In recent years, the Security Council has adopted an increasing number of economic reconstruction measures aimed at contributing to the restoration of peace in war-torn territories. These measures have brought to light the limitations of the existing United Nations collective security system to deal with economic issues that concern international peace and security. As it stands, Security Council actions are mainly reviewed in accordance with the UN Charter, and with human rights and humanitarian law principles.
The growing convergence between collective security and economic issues suggests that a broader set of principles and rules of international law are applicable to collective security decisions. The interdependence of security and economic concerns was most recently acknowledged by the UN Member States at the 2005 World Summit of September 14-16, at which they endorsed the establishment of a Peacebuilding Commission. Yet, much uncertainty remains as to the international legal principles applicable to economic measures adopted within the collective security framework. The question posed is whether and how principles and rules of international economic law, including international trade law, find material application in this context.

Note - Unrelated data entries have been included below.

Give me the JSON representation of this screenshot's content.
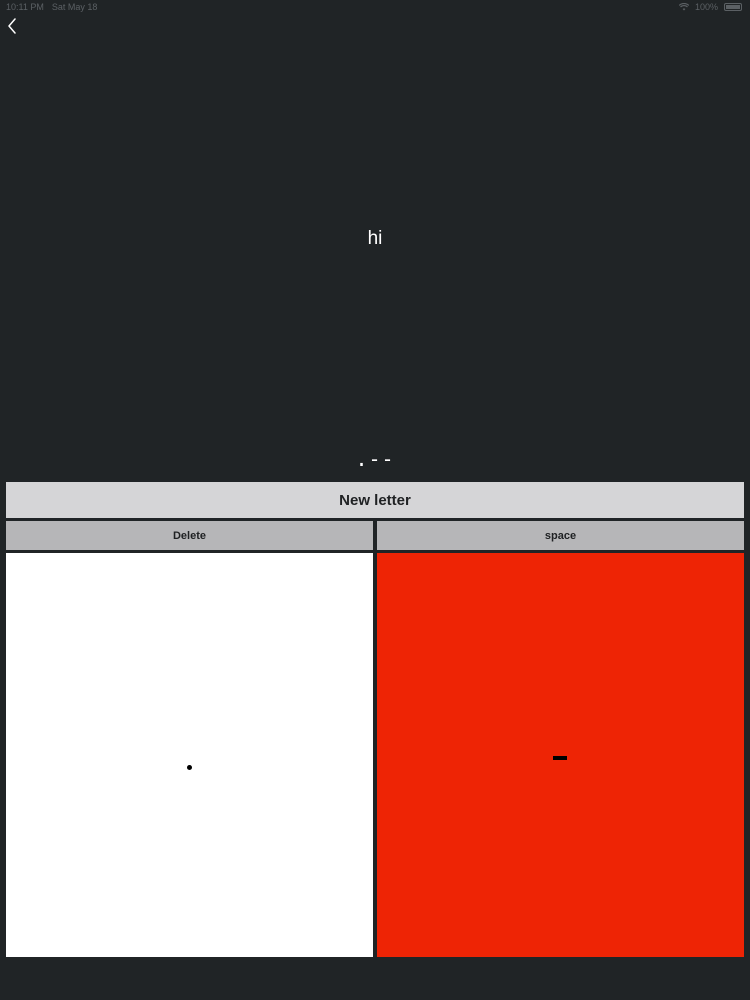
{
  "status_bar": {
    "time": "10:11 PM",
    "date": "Sat May 18",
    "battery": "100%",
    "icons": [
      "wifi-icon",
      "battery-icon"
    ]
  },
  "navigation": {
    "back_icon": "chevron-left-icon"
  },
  "translation": {
    "text": "hi"
  },
  "input": {
    "current_code": ".--"
  },
  "controls": {
    "new_letter_label": "New letter",
    "delete_label": "Delete",
    "space_label": "space"
  },
  "pads": {
    "dot_symbol": "dot",
    "dash_symbol": "dash",
    "dot_color": "#ffffff",
    "dash_color": "#ee2405"
  }
}
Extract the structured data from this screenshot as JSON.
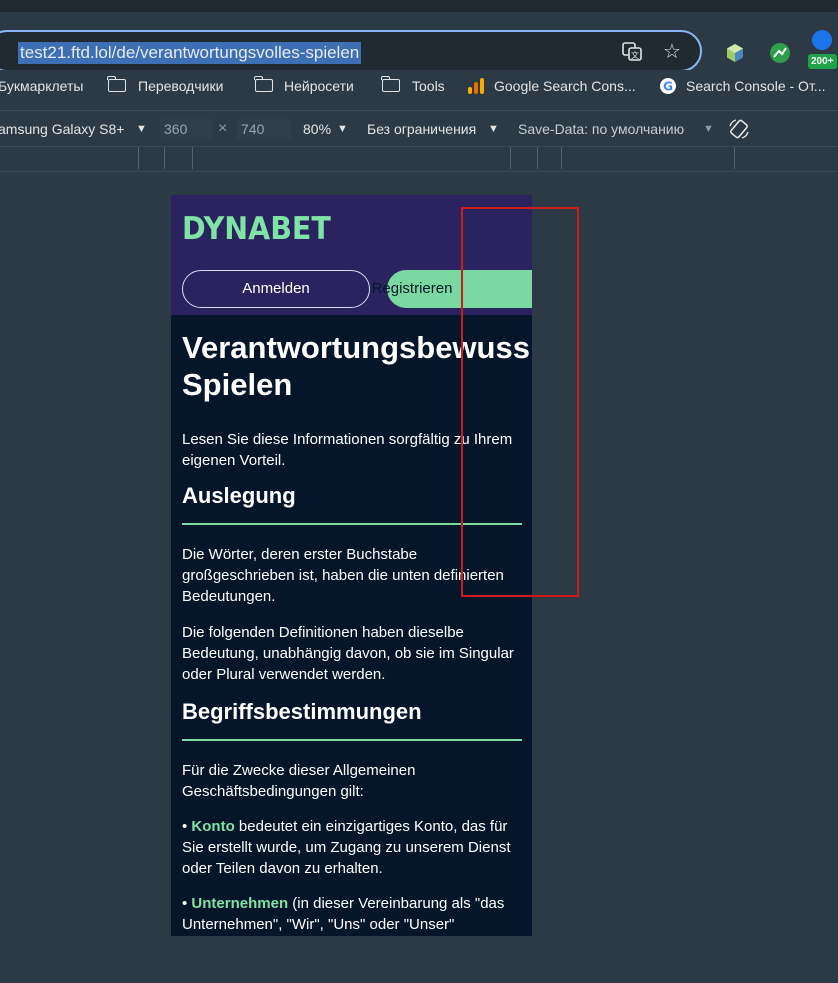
{
  "browser": {
    "url": "test21.ftd.lol/de/verantwortungsvolles-spielen",
    "extensions_badge": "200+",
    "icons": [
      "site-info-icon",
      "translate-icon",
      "star-icon",
      "extension-hexagon-icon",
      "extension-leaf-icon",
      "extension-badge-icon"
    ]
  },
  "bookmarks": [
    {
      "label": "Букмарклеты",
      "icon": "none"
    },
    {
      "label": "Переводчики",
      "icon": "folder-icon"
    },
    {
      "label": "Нейросети",
      "icon": "folder-icon"
    },
    {
      "label": "Tools",
      "icon": "folder-icon"
    },
    {
      "label": "Google Search Cons...",
      "icon": "analytics-icon"
    },
    {
      "label": "Search Console - От...",
      "icon": "google-icon"
    }
  ],
  "devtools": {
    "device": "amsung Galaxy S8+",
    "width": "360",
    "height": "740",
    "zoom": "80%",
    "throttling": "Без ограничения",
    "save_data": "Save-Data: по умолчанию"
  },
  "site": {
    "logo": "DYNABET",
    "login_label": "Anmelden",
    "register_label": "Registrieren",
    "title_line1": "Verantwortungsbewuss",
    "title_line2": "Spielen",
    "intro": "Lesen Sie diese Informationen sorgfältig zu Ihrem eigenen Vorteil.",
    "section1_heading": "Auslegung",
    "section1_p1": "Die Wörter, deren erster Buchstabe großgeschrieben ist, haben die unten definierten Bedeutungen.",
    "section1_p2": "Die folgenden Definitionen haben dieselbe Bedeutung, unabhängig davon, ob sie im Singular oder Plural verwendet werden.",
    "section2_heading": "Begriffsbestimmungen",
    "section2_intro": "Für die Zwecke dieser Allgemeinen Geschäftsbedingungen gilt:",
    "def1_prefix": "• ",
    "def1_term": "Konto",
    "def1_text": " bedeutet ein einzigartiges Konto, das für Sie erstellt wurde, um Zugang zu unserem Dienst oder Teilen davon zu erhalten.",
    "def2_prefix": "• ",
    "def2_term": "Unternehmen",
    "def2_text": " (in dieser Vereinbarung als \"das Unternehmen\", \"Wir\", \"Uns\" oder \"Unser\""
  },
  "colors": {
    "accent_green": "#7ad9a0",
    "header_purple": "#2a235f",
    "page_navy": "#05162a",
    "highlight_red": "#d11a1a"
  }
}
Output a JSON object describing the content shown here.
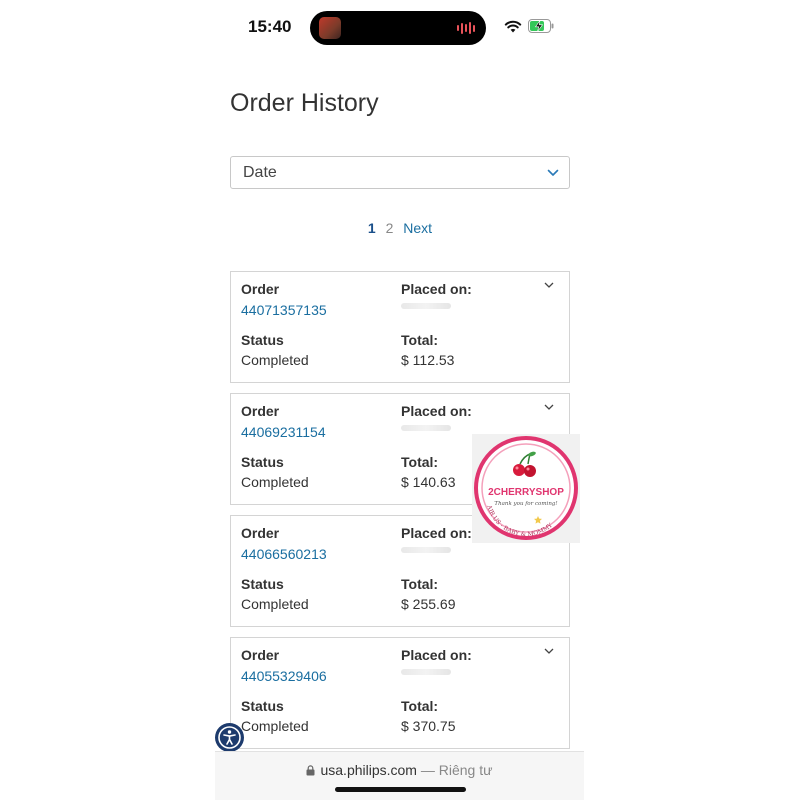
{
  "status_bar": {
    "time": "15:40",
    "wifi_icon": "wifi-icon",
    "battery_icon": "battery-charging-icon"
  },
  "page": {
    "title": "Order History"
  },
  "sort": {
    "selected": "Date",
    "icon": "chevron-down-icon"
  },
  "pagination": {
    "pages": [
      "1",
      "2"
    ],
    "next": "Next",
    "current": "1"
  },
  "labels": {
    "order": "Order",
    "placed_on": "Placed on:",
    "status": "Status",
    "total": "Total:"
  },
  "orders": [
    {
      "number": "44071357135",
      "status": "Completed",
      "total": "$ 112.53"
    },
    {
      "number": "44069231154",
      "status": "Completed",
      "total": "$ 140.63"
    },
    {
      "number": "44066560213",
      "status": "Completed",
      "total": "$ 255.69"
    },
    {
      "number": "44055329406",
      "status": "Completed",
      "total": "$ 370.75"
    }
  ],
  "sticker": {
    "brand": "2CHERRYSHOP",
    "tagline": "Thank you for coming!",
    "arc_text": "AIR US - BABY & MOMMY"
  },
  "browser": {
    "domain": "usa.philips.com",
    "mode": "— Riêng tư"
  },
  "colors": {
    "link": "#1a6ea0",
    "accessibility": "#1d3b6d",
    "sticker_pink": "#e0356f"
  }
}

This paper argues that respect for the international rule of law should not be based solely on adherence to the UN Charter when reviewing collective security measures of an economic nature. The promotion and integration of principles such as fair competition, non-discrimination and transparency, would help enhance the legitimacy of the UN Security Council. While upholding the rule of law at national and international levels has been hailed as a key UN objective, such rhetoric is undermined by the reluctance of the Security Council to adopt regulatory mechanisms.